TRPA1 has a functional role in pain and neurogenic inflammation resulting from channel activation to a variety of compounds including pungent agents, irritant chemicals, reactive oxygen and nitrogen species, and products of oxidative stress-induced lipid peroxidation [17-21]. TRPA1 has been shown to co-localize with TRPV1 in subpopulations of DRG neurons [20] and is engaged in development of bradykinin-induced mechanical hypersensitivity and painfully cold temperatures [22, 23]. Additional evidence supports the notion that TRPA1 mediates OXL-induced cold hypersensitivity [24]. Results of our current study further suggest that PAR2 plays an important role in regulating TRPA1 functions in OXL-evoked neuropathic pain because blocking PAR2 significantly attenuates the protein expression of TRPA1 in the DRG in engagement of OXL-evoked mechanical hyperalgesia and cold hypersensitivity.
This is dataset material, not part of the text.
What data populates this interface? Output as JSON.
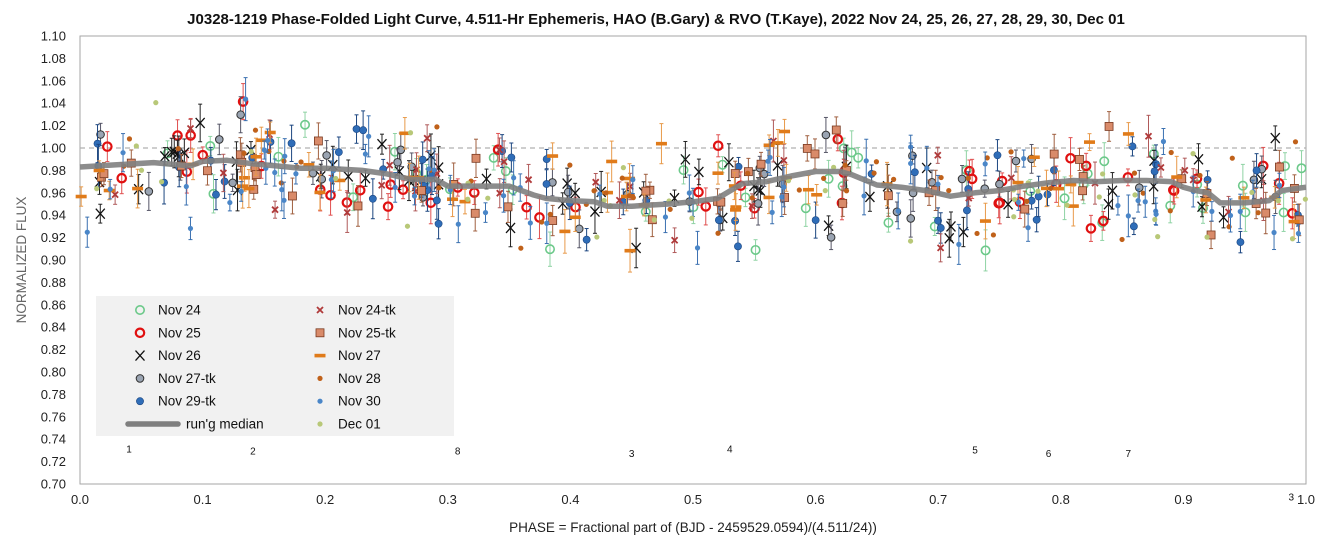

The levels of numerous neurotransmitters and related receptors in sensory neurons-DRG neurons contribute to neuropathic pain [25, 26]. The DRG neurons supply primary afferent fibers and via DRG neurons the neurotransmitters release into the superficial dorsal horn of the spinal cord as the first synaptic site for pain transmission from peripheral afferent nerves to the central nervous system [26]. The levels of neurotransmitters, namely substance P and CGRP [27-29], in the DRG tissues are representative of their activities and the releases within the dorsal horn in regulating pain responses [26]. In addition, results of the prior studies by using animal models suggest a role for TRPA1 receptors in sensory nerves and/or at the spinal levels in regulating the releases of neurotransmitters including substance P and CGRP [30, 31]. Substance P and CGRP are two essential substrates considered to be responsible for common pain (i.e., due to inflammation and nerve damages etc.) or diabetes-induced neuropathic pain. We speculated that OXL would increase substance P and CGRP in the DRG and blocking respective PAR2 and TRPA1 receptors would attenuate the amplified substance P and CGRP.
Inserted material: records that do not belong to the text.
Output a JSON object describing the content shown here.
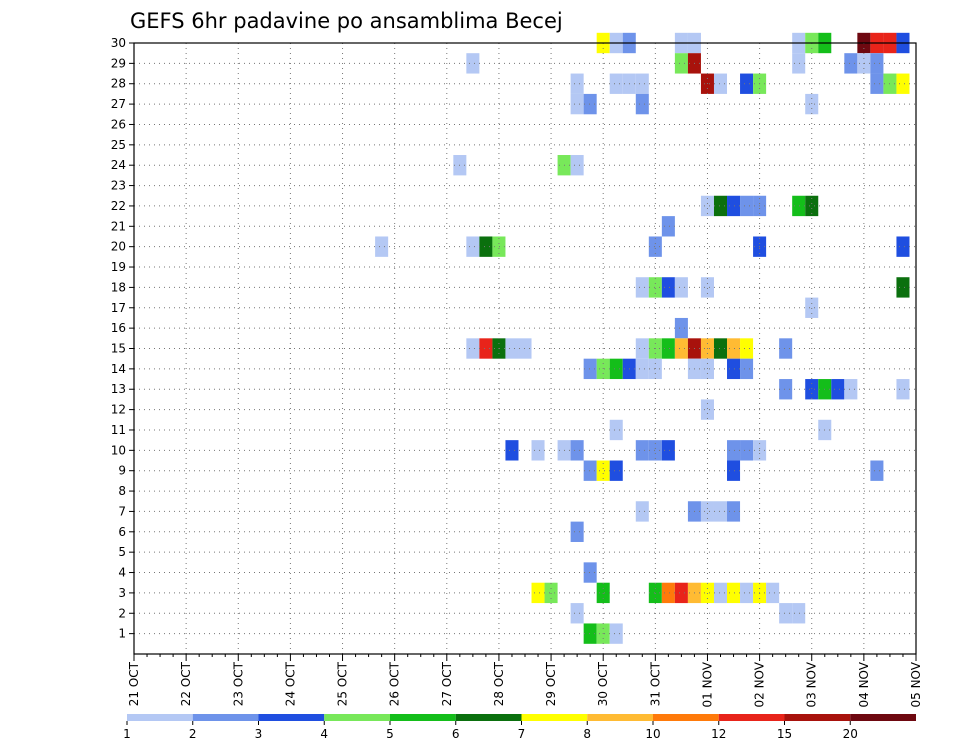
{
  "chart_data": {
    "type": "heatmap",
    "title": "GEFS 6hr padavine po ansamblima Becej",
    "x_ticks": [
      "21 OCT",
      "22 OCT",
      "23 OCT",
      "24 OCT",
      "25 OCT",
      "26 OCT",
      "27 OCT",
      "28 OCT",
      "29 OCT",
      "30 OCT",
      "31 OCT",
      "01 NOV",
      "02 NOV",
      "03 NOV",
      "04 NOV",
      "05 NOV"
    ],
    "y_ticks": [
      "1",
      "2",
      "3",
      "4",
      "5",
      "6",
      "7",
      "8",
      "9",
      "10",
      "11",
      "12",
      "13",
      "14",
      "15",
      "16",
      "17",
      "18",
      "19",
      "20",
      "21",
      "22",
      "23",
      "24",
      "25",
      "26",
      "27",
      "28",
      "29",
      "30"
    ],
    "xlim": [
      0,
      15
    ],
    "ylim": [
      0,
      30
    ],
    "grid": true,
    "colorbar": {
      "levels": [
        "1",
        "2",
        "3",
        "4",
        "5",
        "6",
        "7",
        "8",
        "10",
        "12",
        "15",
        "20"
      ],
      "colors": [
        "#b4c8f4",
        "#6e93ea",
        "#1f4ee0",
        "#78e85a",
        "#14be1a",
        "#0b700e",
        "#ffff00",
        "#ffbb33",
        "#ff7a0a",
        "#e8241a",
        "#a8120c",
        "#6e0810"
      ]
    },
    "cells": [
      {
        "x": 9.0,
        "y": 30,
        "bin": 6
      },
      {
        "x": 9.25,
        "y": 30,
        "bin": 0
      },
      {
        "x": 9.5,
        "y": 30,
        "bin": 1
      },
      {
        "x": 10.5,
        "y": 30,
        "bin": 0
      },
      {
        "x": 10.75,
        "y": 30,
        "bin": 0
      },
      {
        "x": 12.75,
        "y": 30,
        "bin": 0
      },
      {
        "x": 13.0,
        "y": 30,
        "bin": 3
      },
      {
        "x": 13.25,
        "y": 30,
        "bin": 4
      },
      {
        "x": 14.0,
        "y": 30,
        "bin": 11
      },
      {
        "x": 14.25,
        "y": 30,
        "bin": 9
      },
      {
        "x": 14.5,
        "y": 30,
        "bin": 9
      },
      {
        "x": 14.75,
        "y": 30,
        "bin": 2
      },
      {
        "x": 6.5,
        "y": 29,
        "bin": 0
      },
      {
        "x": 10.5,
        "y": 29,
        "bin": 3
      },
      {
        "x": 10.75,
        "y": 29,
        "bin": 10
      },
      {
        "x": 12.75,
        "y": 29,
        "bin": 0
      },
      {
        "x": 13.75,
        "y": 29,
        "bin": 1
      },
      {
        "x": 14.0,
        "y": 29,
        "bin": 0
      },
      {
        "x": 14.25,
        "y": 29,
        "bin": 1
      },
      {
        "x": 8.5,
        "y": 28,
        "bin": 0
      },
      {
        "x": 9.25,
        "y": 28,
        "bin": 0
      },
      {
        "x": 9.5,
        "y": 28,
        "bin": 0
      },
      {
        "x": 9.75,
        "y": 28,
        "bin": 0
      },
      {
        "x": 11.0,
        "y": 28,
        "bin": 10
      },
      {
        "x": 11.25,
        "y": 28,
        "bin": 0
      },
      {
        "x": 11.75,
        "y": 28,
        "bin": 2
      },
      {
        "x": 12.0,
        "y": 28,
        "bin": 3
      },
      {
        "x": 14.25,
        "y": 28,
        "bin": 1
      },
      {
        "x": 14.5,
        "y": 28,
        "bin": 3
      },
      {
        "x": 14.75,
        "y": 28,
        "bin": 6
      },
      {
        "x": 8.5,
        "y": 27,
        "bin": 0
      },
      {
        "x": 8.75,
        "y": 27,
        "bin": 1
      },
      {
        "x": 9.75,
        "y": 27,
        "bin": 1
      },
      {
        "x": 13.0,
        "y": 27,
        "bin": 0
      },
      {
        "x": 6.25,
        "y": 24,
        "bin": 0
      },
      {
        "x": 8.25,
        "y": 24,
        "bin": 3
      },
      {
        "x": 8.5,
        "y": 24,
        "bin": 0
      },
      {
        "x": 11.0,
        "y": 22,
        "bin": 0
      },
      {
        "x": 11.25,
        "y": 22,
        "bin": 5
      },
      {
        "x": 11.5,
        "y": 22,
        "bin": 2
      },
      {
        "x": 11.75,
        "y": 22,
        "bin": 1
      },
      {
        "x": 12.0,
        "y": 22,
        "bin": 1
      },
      {
        "x": 12.75,
        "y": 22,
        "bin": 4
      },
      {
        "x": 13.0,
        "y": 22,
        "bin": 5
      },
      {
        "x": 10.25,
        "y": 21,
        "bin": 1
      },
      {
        "x": 4.75,
        "y": 20,
        "bin": 0
      },
      {
        "x": 6.5,
        "y": 20,
        "bin": 0
      },
      {
        "x": 6.75,
        "y": 20,
        "bin": 5
      },
      {
        "x": 7.0,
        "y": 20,
        "bin": 3
      },
      {
        "x": 10.0,
        "y": 20,
        "bin": 1
      },
      {
        "x": 12.0,
        "y": 20,
        "bin": 2
      },
      {
        "x": 14.75,
        "y": 20,
        "bin": 2
      },
      {
        "x": 9.75,
        "y": 18,
        "bin": 0
      },
      {
        "x": 10.0,
        "y": 18,
        "bin": 3
      },
      {
        "x": 10.25,
        "y": 18,
        "bin": 2
      },
      {
        "x": 10.5,
        "y": 18,
        "bin": 0
      },
      {
        "x": 11.0,
        "y": 18,
        "bin": 0
      },
      {
        "x": 14.75,
        "y": 18,
        "bin": 5
      },
      {
        "x": 13.0,
        "y": 17,
        "bin": 0
      },
      {
        "x": 10.5,
        "y": 16,
        "bin": 1
      },
      {
        "x": 6.5,
        "y": 15,
        "bin": 0
      },
      {
        "x": 6.75,
        "y": 15,
        "bin": 9
      },
      {
        "x": 7.0,
        "y": 15,
        "bin": 5
      },
      {
        "x": 7.25,
        "y": 15,
        "bin": 0
      },
      {
        "x": 7.5,
        "y": 15,
        "bin": 0
      },
      {
        "x": 9.75,
        "y": 15,
        "bin": 0
      },
      {
        "x": 10.0,
        "y": 15,
        "bin": 3
      },
      {
        "x": 10.25,
        "y": 15,
        "bin": 4
      },
      {
        "x": 10.5,
        "y": 15,
        "bin": 7
      },
      {
        "x": 10.75,
        "y": 15,
        "bin": 10
      },
      {
        "x": 11.0,
        "y": 15,
        "bin": 7
      },
      {
        "x": 11.25,
        "y": 15,
        "bin": 5
      },
      {
        "x": 11.5,
        "y": 15,
        "bin": 7
      },
      {
        "x": 11.75,
        "y": 15,
        "bin": 6
      },
      {
        "x": 12.5,
        "y": 15,
        "bin": 1
      },
      {
        "x": 8.75,
        "y": 14,
        "bin": 1
      },
      {
        "x": 9.0,
        "y": 14,
        "bin": 3
      },
      {
        "x": 9.25,
        "y": 14,
        "bin": 4
      },
      {
        "x": 9.5,
        "y": 14,
        "bin": 2
      },
      {
        "x": 9.75,
        "y": 14,
        "bin": 0
      },
      {
        "x": 10.0,
        "y": 14,
        "bin": 0
      },
      {
        "x": 10.75,
        "y": 14,
        "bin": 0
      },
      {
        "x": 11.0,
        "y": 14,
        "bin": 0
      },
      {
        "x": 11.5,
        "y": 14,
        "bin": 2
      },
      {
        "x": 11.75,
        "y": 14,
        "bin": 1
      },
      {
        "x": 12.5,
        "y": 13,
        "bin": 1
      },
      {
        "x": 13.0,
        "y": 13,
        "bin": 2
      },
      {
        "x": 13.25,
        "y": 13,
        "bin": 4
      },
      {
        "x": 13.5,
        "y": 13,
        "bin": 2
      },
      {
        "x": 13.75,
        "y": 13,
        "bin": 0
      },
      {
        "x": 14.75,
        "y": 13,
        "bin": 0
      },
      {
        "x": 11.0,
        "y": 12,
        "bin": 0
      },
      {
        "x": 9.25,
        "y": 11,
        "bin": 0
      },
      {
        "x": 13.25,
        "y": 11,
        "bin": 0
      },
      {
        "x": 7.25,
        "y": 10,
        "bin": 2
      },
      {
        "x": 7.75,
        "y": 10,
        "bin": 0
      },
      {
        "x": 8.25,
        "y": 10,
        "bin": 0
      },
      {
        "x": 8.5,
        "y": 10,
        "bin": 1
      },
      {
        "x": 9.75,
        "y": 10,
        "bin": 1
      },
      {
        "x": 10.0,
        "y": 10,
        "bin": 1
      },
      {
        "x": 10.25,
        "y": 10,
        "bin": 2
      },
      {
        "x": 11.5,
        "y": 10,
        "bin": 1
      },
      {
        "x": 11.75,
        "y": 10,
        "bin": 1
      },
      {
        "x": 12.0,
        "y": 10,
        "bin": 0
      },
      {
        "x": 8.75,
        "y": 9,
        "bin": 1
      },
      {
        "x": 9.0,
        "y": 9,
        "bin": 6
      },
      {
        "x": 9.25,
        "y": 9,
        "bin": 2
      },
      {
        "x": 11.5,
        "y": 9,
        "bin": 2
      },
      {
        "x": 14.25,
        "y": 9,
        "bin": 1
      },
      {
        "x": 9.75,
        "y": 7,
        "bin": 0
      },
      {
        "x": 10.75,
        "y": 7,
        "bin": 1
      },
      {
        "x": 11.0,
        "y": 7,
        "bin": 0
      },
      {
        "x": 11.25,
        "y": 7,
        "bin": 0
      },
      {
        "x": 11.5,
        "y": 7,
        "bin": 1
      },
      {
        "x": 8.5,
        "y": 6,
        "bin": 1
      },
      {
        "x": 8.75,
        "y": 4,
        "bin": 1
      },
      {
        "x": 7.75,
        "y": 3,
        "bin": 6
      },
      {
        "x": 8.0,
        "y": 3,
        "bin": 3
      },
      {
        "x": 9.0,
        "y": 3,
        "bin": 4
      },
      {
        "x": 10.0,
        "y": 3,
        "bin": 4
      },
      {
        "x": 10.25,
        "y": 3,
        "bin": 8
      },
      {
        "x": 10.5,
        "y": 3,
        "bin": 9
      },
      {
        "x": 10.75,
        "y": 3,
        "bin": 7
      },
      {
        "x": 11.0,
        "y": 3,
        "bin": 6
      },
      {
        "x": 11.25,
        "y": 3,
        "bin": 0
      },
      {
        "x": 11.5,
        "y": 3,
        "bin": 6
      },
      {
        "x": 11.75,
        "y": 3,
        "bin": 0
      },
      {
        "x": 12.0,
        "y": 3,
        "bin": 6
      },
      {
        "x": 12.25,
        "y": 3,
        "bin": 0
      },
      {
        "x": 8.5,
        "y": 2,
        "bin": 0
      },
      {
        "x": 12.5,
        "y": 2,
        "bin": 0
      },
      {
        "x": 12.75,
        "y": 2,
        "bin": 0
      },
      {
        "x": 8.75,
        "y": 1,
        "bin": 4
      },
      {
        "x": 9.0,
        "y": 1,
        "bin": 3
      },
      {
        "x": 9.25,
        "y": 1,
        "bin": 0
      }
    ]
  }
}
In conclusion, inhibition of PAR2 and TRPA1 receptors in peripheral sensory nerves antagonizes mechanical hyperalgesia and cold hypersensitivity during OXL intervention. Protein expression of TRPA1 receptors are upregulated by injection of OXL. TRPA1 pathways play a role in PAR2 regulating OXL-induced neuropathic pain. Results of this study will provide a base for the mechanisms responsible for chemotherapy (e.g., OXL)-induced neuropathic pain and further offer a strategy to target peripheral nerve system for treatment and management of neuropathic pain often observed in cancer patients. In addition, targeting one or more of these signaling molecules involved in activation of PAR2 and TRPA1 evoked by OXL may present new opportunities for treatment and management of neuropathic pain often observed in cancer patients.